Erleichtert registrierte Nachtigall, dass sie über die größte Enttäuschung und den
schrecklichsten Schmerz schon hinweggekommen sein musste. Vielleicht war es ja kein
frisches Zerwürfnis, sondern ein seit Langem andauernder Prozess. Ein paar giftige
Gedanken beschäftigten sich mit Emile, der sich ihm gegenüber nicht das Geringste
hatte anmerken lassen und so tat, als sei die Welt in Ordnung. So ein Schauspieler!
    Den ganzen Nachmittag hatte er geübt, um
solche Formulierungen wie »Das habe ich schon immer geahnt« oder »Für mich ist das
ehrlich gesagt keine Überraschung« zu vermeiden.
    Mit ungutem Gefühl stieß er die Küchentür
auf.
     
    Jule flog ihrem Vater zur Begrüßung an den Hals und drückte
ihm ein stürmisches Begrüßungsküsschen auf die Wange.
    »Hallo Papa!
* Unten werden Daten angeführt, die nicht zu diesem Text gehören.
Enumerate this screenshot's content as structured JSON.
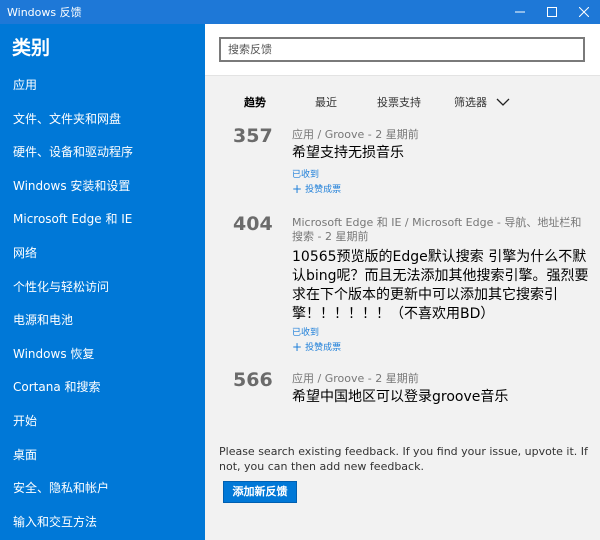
{
  "window": {
    "title": "Windows 反馈",
    "bg_color": "#1e78d7"
  },
  "sidebar": {
    "title": "类别",
    "bg_color": "#0078d7",
    "items": [
      {
        "label": "应用"
      },
      {
        "label": "文件、文件夹和网盘"
      },
      {
        "label": "硬件、设备和驱动程序"
      },
      {
        "label": "Windows 安装和设置"
      },
      {
        "label": "Microsoft Edge 和 IE"
      },
      {
        "label": "网络"
      },
      {
        "label": "个性化与轻松访问"
      },
      {
        "label": "电源和电池"
      },
      {
        "label": "Windows 恢复"
      },
      {
        "label": "Cortana 和搜索"
      },
      {
        "label": "开始"
      },
      {
        "label": "桌面"
      },
      {
        "label": "安全、隐私和帐户"
      },
      {
        "label": "输入和交互方法"
      }
    ]
  },
  "search": {
    "placeholder": "搜索反馈"
  },
  "tabs": {
    "trend": "趋势",
    "recent": "最近",
    "votes": "投票支持",
    "filter": "筛选器"
  },
  "feedback": [
    {
      "votes": "357",
      "meta": "应用 / Groove - 2 星期前",
      "title": "希望支持无损音乐",
      "status": "已收到",
      "upvote": "投赞成票"
    },
    {
      "votes": "404",
      "meta": "Microsoft Edge 和 IE / Microsoft Edge - 导航、地址栏和搜索 - 2 星期前",
      "title": "10565预览版的Edge默认搜索 引擎为什么不默认bing呢？而且无法添加其他搜索引擎。强烈要求在下个版本的更新中可以添加其它搜索引擎！！！！！！（不喜欢用BD）",
      "status": "已收到",
      "upvote": "投赞成票"
    },
    {
      "votes": "566",
      "meta": "应用 / Groove - 2 星期前",
      "title": "希望中国地区可以登录groove音乐"
    }
  ],
  "bottom": {
    "help_text": "Please search existing feedback. If you find your issue, upvote it. If not, you can then add new feedback.",
    "add_button": "添加新反馈"
  }
}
Was machst du denn für ein
ernstes Gesicht?«
    »Mach ich das?«
    »Aber ja – richtig miesepetrig«, bestätigte
auch Conny und lachte.
    »Vielleicht liegt das an deinem aktuellen
Fall.«
    »Ja, vielleicht«, gab Nachtigall ratlos
zurück.
    »Claudine Caro? Du bearbeitest den Fall?«,
fragte Jule interessiert.
    »Ja, aber irgendwie stecken wir fest. Sie
hatte Angst, niemand weiß, vor wem und in ihrem privaten Umfeld konnten wir bisher
noch kein Motiv entdecken. Ziemlich verfahrene Angelegenheit.«
    Casanova und Domino waren Nachtigall in
die Küche gefolgt und forderten jetzt lautstark und entschlossen die Aufmerksamkeit
ihrer Menschen ein. Jule ging in die Hocke und streichelte die beiden Katzen.
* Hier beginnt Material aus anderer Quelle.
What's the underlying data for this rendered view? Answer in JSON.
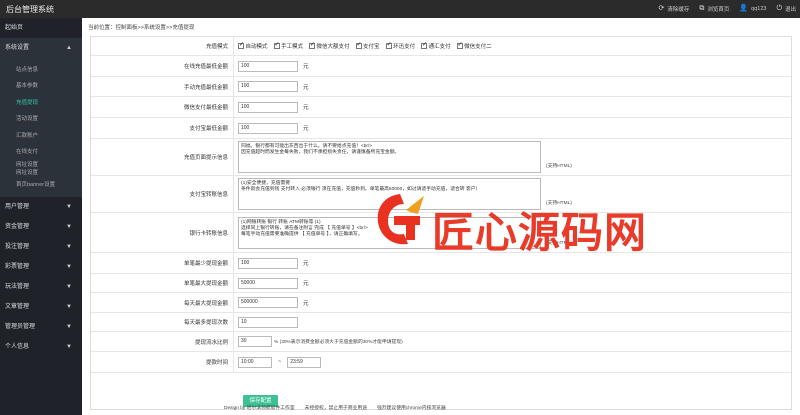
{
  "topbar": {
    "title": "后台管理系统",
    "actions": [
      {
        "icon": "refresh-icon",
        "label": "清除缓存"
      },
      {
        "icon": "external-link-icon",
        "label": "浏览首页"
      },
      {
        "icon": "user-icon",
        "label": "qq123"
      },
      {
        "icon": "power-icon",
        "label": "退出"
      }
    ]
  },
  "sidebar": {
    "home": "起始页",
    "system_group": "系统设置",
    "system_items": [
      "站点信息",
      "基本参数",
      "充值提现",
      "活动设置",
      "汇款账户",
      "在线支付",
      "网址设置\n网址设置",
      "首页banner设置"
    ],
    "groups": [
      "用户管理",
      "资金管理",
      "投注管理",
      "彩票管理",
      "玩法管理",
      "文章管理",
      "管理员管理",
      "个人信息"
    ]
  },
  "breadcrumb": "当前位置：控制面板>>系统设置>>充值提现",
  "form": {
    "mode_label": "充值模式",
    "modes": [
      "自动模式",
      "手工模式",
      "微信大额支付",
      "支付宝",
      "环迅支付",
      "通汇支付",
      "微信支付二"
    ],
    "online_min_label": "在线充值最低金额",
    "online_min_value": "100",
    "manual_min_label": "手动充值最低金额",
    "manual_min_value": "100",
    "wechat_min_label": "微信支付最低金额",
    "wechat_min_value": "100",
    "alipay_min_label": "支付宝最低金额",
    "alipay_min_value": "100",
    "unit": "元",
    "recharge_tip_label": "充值页面提示信息",
    "recharge_tip_value": "同福，银行都有可能出东西出于什么。请不要给点充值！<br/>\n因充值超时而发生金每失败，我们不承担损失责任，请谨慎备所充宝金额。",
    "alipay_tip_label": "支付宝转账信息",
    "alipay_tip_value": "(1)安全便捷，充值需要\n 条件就会充值到钱 支付转入 必须银行 须在充值，充值秒到。单笔最高50000，如过请适手动充值，适合转 客户）",
    "bank_tip_label": "银行卡转账信息",
    "bank_tip_value": "(1)网银转账 银行 转账 ATM转账等 (1)\n选择同上银行转账，请在备注附言 完成 【 充值单号 】<br/>\n 每笔手动充值需要准确提供 【 充值单号 】，请正确填写。",
    "support_html": "(支持HTML)",
    "single_min_withdraw_label": "单笔最少提现金额",
    "single_min_withdraw_value": "100",
    "single_max_withdraw_label": "单笔最大提现金额",
    "single_max_withdraw_value": "50000",
    "daily_max_withdraw_label": "每天最大提现金额",
    "daily_max_withdraw_value": "500000",
    "daily_count_label": "每天最多提现次数",
    "daily_count_value": "10",
    "ratio_label": "提现流水比例",
    "ratio_value": "30",
    "ratio_note": "% (30%表示消费金额必须大于充值金额的30%才能申请提现)",
    "time_label": "提款时间",
    "time_start": "10:00",
    "time_sep": "~",
    "time_end": "23:59",
    "save_label": "保存配置"
  },
  "footer": {
    "credit": "Design by 哈尔滨领航软件工作室",
    "notice": "未经授权，禁止用于商业用途",
    "browser": "强烈建议使用chrome内核浏览器"
  },
  "watermark": {
    "text": "匠心源码网",
    "color": "#e8311f"
  },
  "colors": {
    "topbar": "#2b2b2b",
    "sidebar": "#1f2329",
    "accent": "#3cc195",
    "active_menu": "#2ec4a0"
  }
}
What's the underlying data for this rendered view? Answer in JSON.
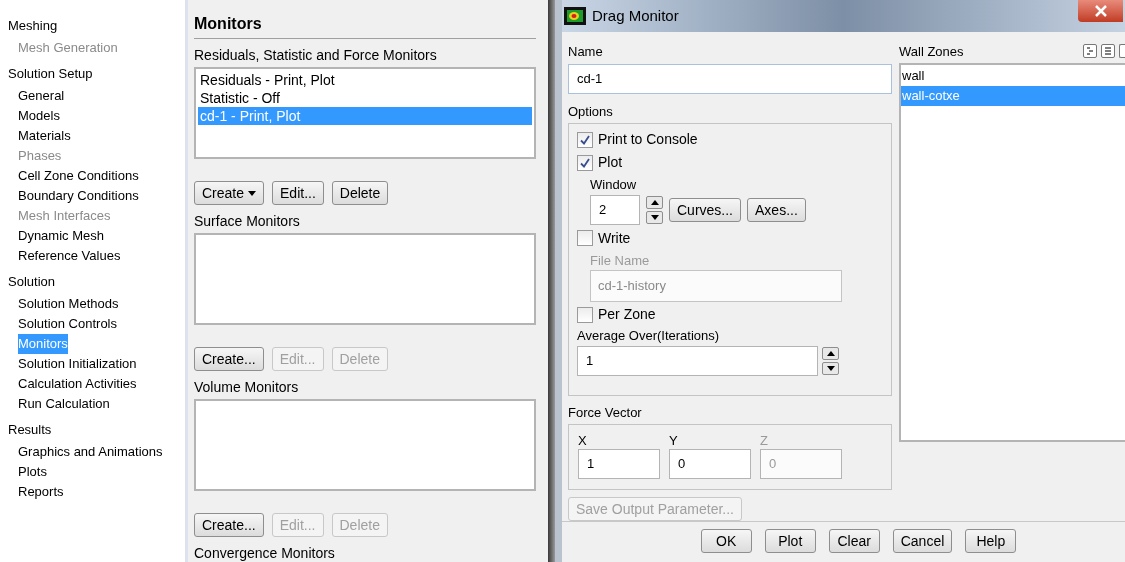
{
  "tree": [
    {
      "label": "Meshing",
      "children": [
        {
          "label": "Mesh Generation",
          "disabled": true,
          "selected": false
        }
      ]
    },
    {
      "label": "Solution Setup",
      "children": [
        {
          "label": "General",
          "disabled": false,
          "selected": false
        },
        {
          "label": "Models",
          "disabled": false,
          "selected": false
        },
        {
          "label": "Materials",
          "disabled": false,
          "selected": false
        },
        {
          "label": "Phases",
          "disabled": true,
          "selected": false
        },
        {
          "label": "Cell Zone Conditions",
          "disabled": false,
          "selected": false
        },
        {
          "label": "Boundary Conditions",
          "disabled": false,
          "selected": false
        },
        {
          "label": "Mesh Interfaces",
          "disabled": true,
          "selected": false
        },
        {
          "label": "Dynamic Mesh",
          "disabled": false,
          "selected": false
        },
        {
          "label": "Reference Values",
          "disabled": false,
          "selected": false
        }
      ]
    },
    {
      "label": "Solution",
      "children": [
        {
          "label": "Solution Methods",
          "disabled": false,
          "selected": false
        },
        {
          "label": "Solution Controls",
          "disabled": false,
          "selected": false
        },
        {
          "label": "Monitors",
          "disabled": false,
          "selected": true
        },
        {
          "label": "Solution Initialization",
          "disabled": false,
          "selected": false
        },
        {
          "label": "Calculation Activities",
          "disabled": false,
          "selected": false
        },
        {
          "label": "Run Calculation",
          "disabled": false,
          "selected": false
        }
      ]
    },
    {
      "label": "Results",
      "children": [
        {
          "label": "Graphics and Animations",
          "disabled": false,
          "selected": false
        },
        {
          "label": "Plots",
          "disabled": false,
          "selected": false
        },
        {
          "label": "Reports",
          "disabled": false,
          "selected": false
        }
      ]
    }
  ],
  "monitors_panel": {
    "title": "Monitors",
    "sections": [
      {
        "label": "Residuals, Statistic and Force Monitors",
        "items": [
          {
            "label": "Residuals - Print, Plot",
            "selected": false
          },
          {
            "label": "Statistic - Off",
            "selected": false
          },
          {
            "label": "cd-1 - Print, Plot",
            "selected": true
          }
        ],
        "buttons": [
          {
            "label": "Create",
            "disabled": false,
            "dropdown": true
          },
          {
            "label": "Edit...",
            "disabled": false,
            "dropdown": false
          },
          {
            "label": "Delete",
            "disabled": false,
            "dropdown": false
          }
        ]
      },
      {
        "label": "Surface Monitors",
        "buttons": [
          {
            "label": "Create...",
            "disabled": false,
            "dropdown": false
          },
          {
            "label": "Edit...",
            "disabled": true,
            "dropdown": false
          },
          {
            "label": "Delete",
            "disabled": true,
            "dropdown": false
          }
        ]
      },
      {
        "label": "Volume Monitors",
        "buttons": [
          {
            "label": "Create...",
            "disabled": false,
            "dropdown": false
          },
          {
            "label": "Edit...",
            "disabled": true,
            "dropdown": false
          },
          {
            "label": "Delete",
            "disabled": true,
            "dropdown": false
          }
        ]
      },
      {
        "label": "Convergence Monitors"
      }
    ]
  },
  "dialog": {
    "title": "Drag Monitor",
    "name": {
      "label": "Name",
      "value": "cd-1"
    },
    "options": {
      "label": "Options",
      "print_to_console": {
        "label": "Print to Console",
        "checked": true
      },
      "plot": {
        "label": "Plot",
        "checked": true
      },
      "window": {
        "label": "Window",
        "value": "2"
      },
      "curves_button": "Curves...",
      "axes_button": "Axes...",
      "write": {
        "label": "Write",
        "checked": false
      },
      "file_name": {
        "label": "File Name",
        "value": "cd-1-history",
        "disabled": true
      },
      "per_zone": {
        "label": "Per Zone",
        "checked": false
      },
      "average_over": {
        "label": "Average Over(Iterations)",
        "value": "1"
      }
    },
    "force_vector": {
      "label": "Force Vector",
      "components": [
        {
          "label": "X",
          "value": "1",
          "disabled": false
        },
        {
          "label": "Y",
          "value": "0",
          "disabled": false
        },
        {
          "label": "Z",
          "value": "0",
          "disabled": true
        }
      ]
    },
    "save_output_button": {
      "label": "Save Output Parameter...",
      "disabled": true
    },
    "wall_zones": {
      "label": "Wall Zones",
      "items": [
        {
          "label": "wall",
          "selected": false
        },
        {
          "label": "wall-cotxe",
          "selected": true
        }
      ]
    },
    "buttons": [
      "OK",
      "Plot",
      "Clear",
      "Cancel",
      "Help"
    ]
  }
}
    »Essen ist fertig! Gemüsegratin und Salat.
Ein Glas Wein dazu?«
    Nachtigall nickte.
    »Für mich nur einen Saft«, erklärte Jule
und setzte sich.
    Er hatte es ja gewusst.
    Seine Tochter war so aufgewühlt, dass sie
nicht einmal mehr ein Glas Wein mit trinken konnte, aus Angst die Kontrolle über
ihre Verzweiflung zu verlieren. Das würde Emile ihm büßen, nahm der Vater sich vor.
    Casanova und seine Freundin bezogen derweil
vor dem Kühlschrank Posten und stimmten einen zweistimmigen Katzenjammer an.
    »Na. Knapp vor dem Hungertod? Wie immer?«,
lachte Conny und nahm sich des Problems an.
    Nachtigall sah seine Tochter auffordernd
an. Jetzt wäre doch eine gute Gelegenheit, ihm von ihren Sorgen zu erzählen.
    Jules Gedanken wanderten jedoch zum Mordfall
Claudine Caro zurück.
    »Claudine war eine wirklich eindrucksvolle
Frau. So stark und entschlossen. Und irgendwie geheimnisvoll.«
    »Du kanntest sie näher?«
    »Nicht wirklich. Aber man begegnete sich.
Die BTU ist nicht unüberschaubar, und Claudine stach aus der Masse der Studierenden
heraus wie«, sie zögerte, »wie eine Stachelbeere aus einem Teller Erdbeeren. Die
meisten Studentinnen beneideten sie wegen ihres Aussehens, ihres selbstbewussten
Auftretens, ihres Wissens, ihrer Konsequenz beim Lernen, und die meisten Studenten
konnten sich nur mit Mühe ein Pfeifen verkneifen. Aber das Beste ist: Ich glaube,
sie hat davon nie etwas bemerkt. Weder die Bewunderung noch den Neid. Es perlte
an ihr ab. Auf mich wirkte sie immer, als sei sie mit etwas immens Wichtigem beschäftigt.«
Julia sah amüsiert zu, wie Casanova Domino den Vortritt beim Fressen ließ.
    »Er hat Manieren wie eine echter Gentleman«,
gluckste sie leise.
    »Das mag Außenstehenden so scheinen – aber
in Wahrheit verhält sich die Sache anders: Er weiß, wir schätzen dieses Verhalten
an ihm und werden dafür Sorge tragen, dass er es nicht bereuen muss. Er wird fürstlich
dafür belohnt!«, korrigierte der Vater ihre positive Einschätzung und verteilte
das Gratin auf die Teller.
    »Ach, ich dachte, es sei wahre Katzenliebe.
Und nun behauptest du, es sei kalte Berechnung. Nein, das glaube ich nicht!«, protestierte
Conny entschieden.
    Sie füllte die Gläser.
    »Gut, ich weiß, es war unfair, mich so einfach
anzumelden, ohne das näher zu erklären. Bestimmt habt ihr euch Gedanken gemacht.
Lasst uns anstoßen! Emile und Jule werden die Familie vergrößern.«
    »Wie?«, fragte Nachtigall etwas begriffsstutzig.
    »Du wirst Opa«, freute sich Conny.